USING MATHEMATICAL MODELING TO EVALUATE THE ANTIOXIDANT ACTIVITY OF S-, Se-CONTAINING SPATIALLY HINDERED PHENOLS

Abstract

In this work, regression analysis was used to evaluate the antioxidant activity of the synthesized S- and Se-containing α-methylbenzylbisphenols in comparison with the industrial antioxidant additive 2,6-ditretbutyl-4-methylphenol under similar conditions. The experimental antioxidant efficiency was calculated from the ratio of the peaks of chemiluminescent glow in vaseline oil at concentrations of 0.025–1% at 200 °C. Based on the results of calculations and experimental data, numerical dependences of the influence of concentrations – x1 (% wt.conc.), electrophilicity x2 on the antioxidant capacity (Y) of the studied additives to lubricating oils and cutting fluids were constructed in the form of nonlinear equations.
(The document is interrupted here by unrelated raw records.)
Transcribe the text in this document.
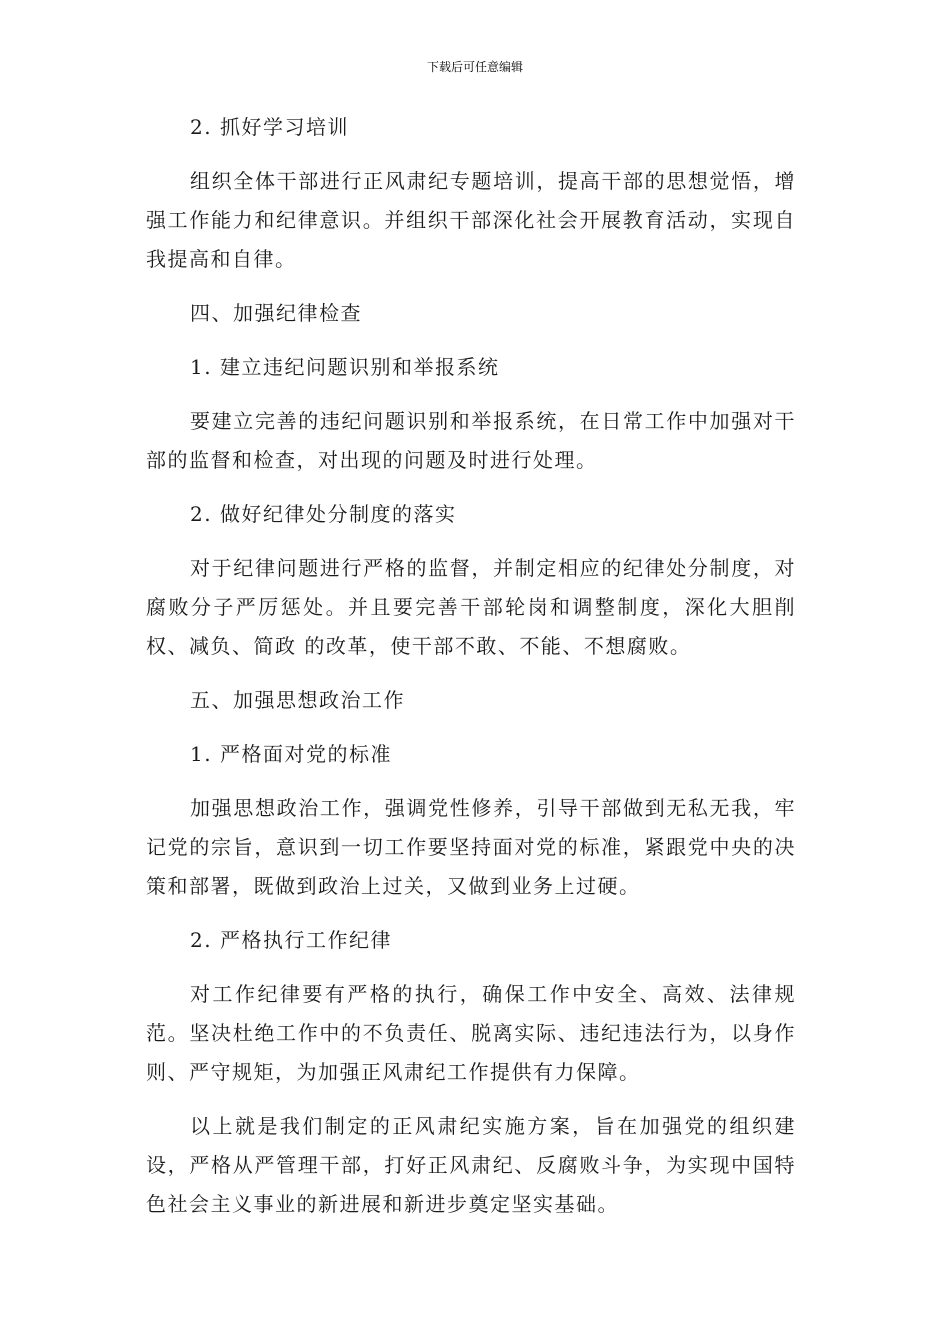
下载后可任意编辑

2. 抓好学习培训

组织全体干部进行正风肃纪专题培训，提高干部的思想觉悟，增强工作能力和纪律意识。并组织干部深化社会开展教育活动，实现自我提高和自律。

四、加强纪律检查

1. 建立违纪问题识别和举报系统

要建立完善的违纪问题识别和举报系统，在日常工作中加强对干部的监督和检查，对出现的问题及时进行处理。

2. 做好纪律处分制度的落实

对于纪律问题进行严格的监督，并制定相应的纪律处分制度，对腐败分子严厉惩处。并且要完善干部轮岗和调整制度，深化大胆削权、减负、简政 的改革，使干部不敢、不能、不想腐败。

五、加强思想政治工作

1. 严格面对党的标准

加强思想政治工作，强调党性修养，引导干部做到无私无我，牢记党的宗旨，意识到一切工作要坚持面对党的标准，紧跟党中央的决策和部署，既做到政治上过关，又做到业务上过硬。

2. 严格执行工作纪律

对工作纪律要有严格的执行，确保工作中安全、高效、法律规范。坚决杜绝工作中的不负责任、脱离实际、违纪违法行为，以身作则、严守规矩，为加强正风肃纪工作提供有力保障。

以上就是我们制定的正风肃纪实施方案，旨在加强党的组织建设，严格从严管理干部，打好正风肃纪、反腐败斗争，为实现中国特色社会主义事业的新进展和新进步奠定坚实基础。
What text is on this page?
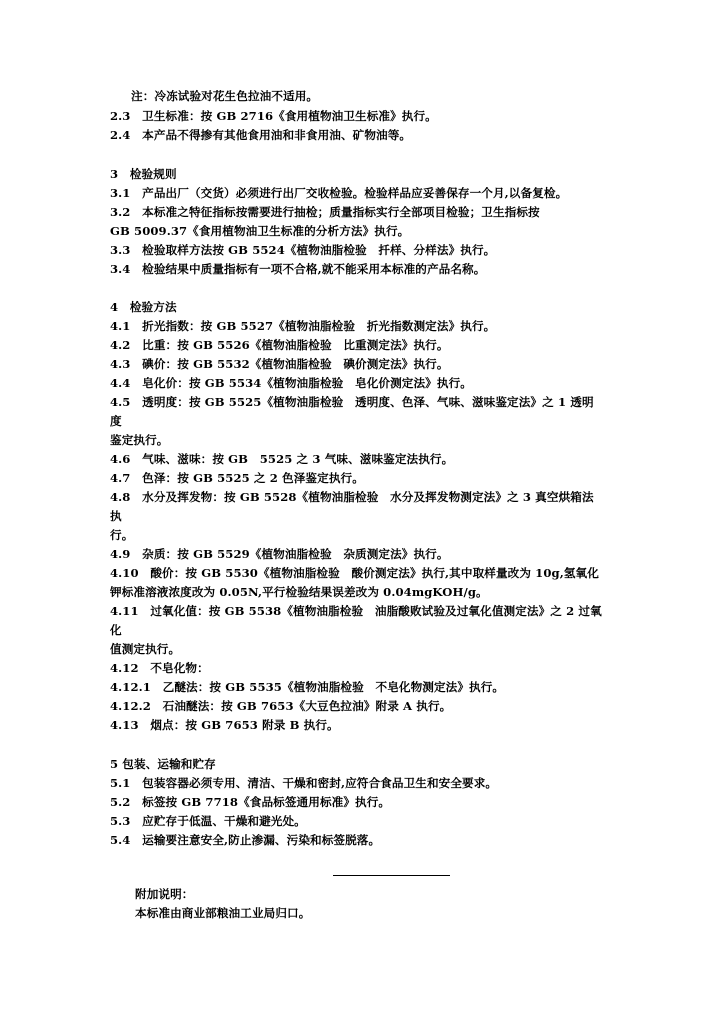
注：冷冻试验对花生色拉油不适用。
2.3　卫生标准：按 GB 2716《食用植物油卫生标准》执行。
2.4　本产品不得掺有其他食用油和非食用油、矿物油等。
3　检验规则
3.1　产品出厂（交货）必须进行出厂交收检验。检验样品应妥善保存一个月,以备复检。
3.2　本标准之特征指标按需要进行抽检；质量指标实行全部项目检验；卫生指标按
GB 5009.37《食用植物油卫生标准的分析方法》执行。
3.3　检验取样方法按 GB 5524《植物油脂检验　扦样、分样法》执行。
3.4　检验结果中质量指标有一项不合格,就不能采用本标准的产品名称。
4　检验方法
4.1　折光指数：按 GB 5527《植物油脂检验　折光指数测定法》执行。
4.2　比重：按 GB 5526《植物油脂检验　比重测定法》执行。
4.3　碘价：按 GB 5532《植物油脂检验　碘价测定法》执行。
4.4　皂化价：按 GB 5534《植物油脂检验　皂化价测定法》执行。
4.5　透明度：按 GB 5525《植物油脂检验　透明度、色泽、气味、滋味鉴定法》之 1 透明
度
鉴定执行。
4.6　气味、滋味：按 GB　5525 之 3 气味、滋味鉴定法执行。
4.7　色泽：按 GB 5525 之 2 色泽鉴定执行。
4.8　水分及挥发物：按 GB 5528《植物油脂检验　水分及挥发物测定法》之 3 真空烘箱法
执
行。
4.9　杂质：按 GB 5529《植物油脂检验　杂质测定法》执行。
4.10　酸价：按 GB 5530《植物油脂检验　酸价测定法》执行,其中取样量改为 10g,氢氧化
钾标准溶液浓度改为 0.05N,平行检验结果误差改为 0.04mgKOH/g。
4.11　过氧化值：按 GB 5538《植物油脂检验　油脂酸败试验及过氧化值测定法》之 2 过氧
化
值测定执行。
4.12　不皂化物：
4.12.1　乙醚法：按 GB 5535《植物油脂检验　不皂化物测定法》执行。
4.12.2　石油醚法：按 GB 7653《大豆色拉油》附录 A 执行。
4.13　烟点：按 GB 7653 附录 B 执行。
5 包装、运输和贮存
5.1　包装容器必须专用、清洁、干燥和密封,应符合食品卫生和安全要求。
5.2　标签按 GB 7718《食品标签通用标准》执行。
5.3　应贮存于低温、干燥和避光处。
5.4　运输要注意安全,防止渗漏、污染和标签脱落。
附加说明：
本标准由商业部粮油工业局归口。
The behavior of the studied compounds is analyzed and modeled, taking into account the geometric parameters of the molecules for the property under study, depending on the mass concentration. According to the research results, it was confirmed that the introduction of a methyl group into the p-position of the benzene ring of hindered phenol leads to an increase in antioxidant efficiency. The numerical method shows the effectiveness of the use of these additives in comparison with the widely used additive "Agidol-1". The obtained values of the structural parameters of the compounds calculated by the UB3LYP/6-311++G(d,p) method agree with the experimental data (with an accuracy of 81%-98.7%). The effectiveness of sterically hindered phenols is due to the presence of bulky substituents in the o-positions, which optimally shield the hydrogen of the OH group and, accordingly, the low activity of the phenoxyl radical formed in the reaction with peroxide radicals from the inhibitor. The clearly presented dependences show that Se-containing derivatives of α-methylbenzylphenol exhibit greater antioxidant efficiency and are effective inhibitors of lubricating oils and cutting fluids due to the presence of a larger number of active sites in these molecules and, therefore, interrupting a greater number of oxidation chains than molecules with a disulfide bridge.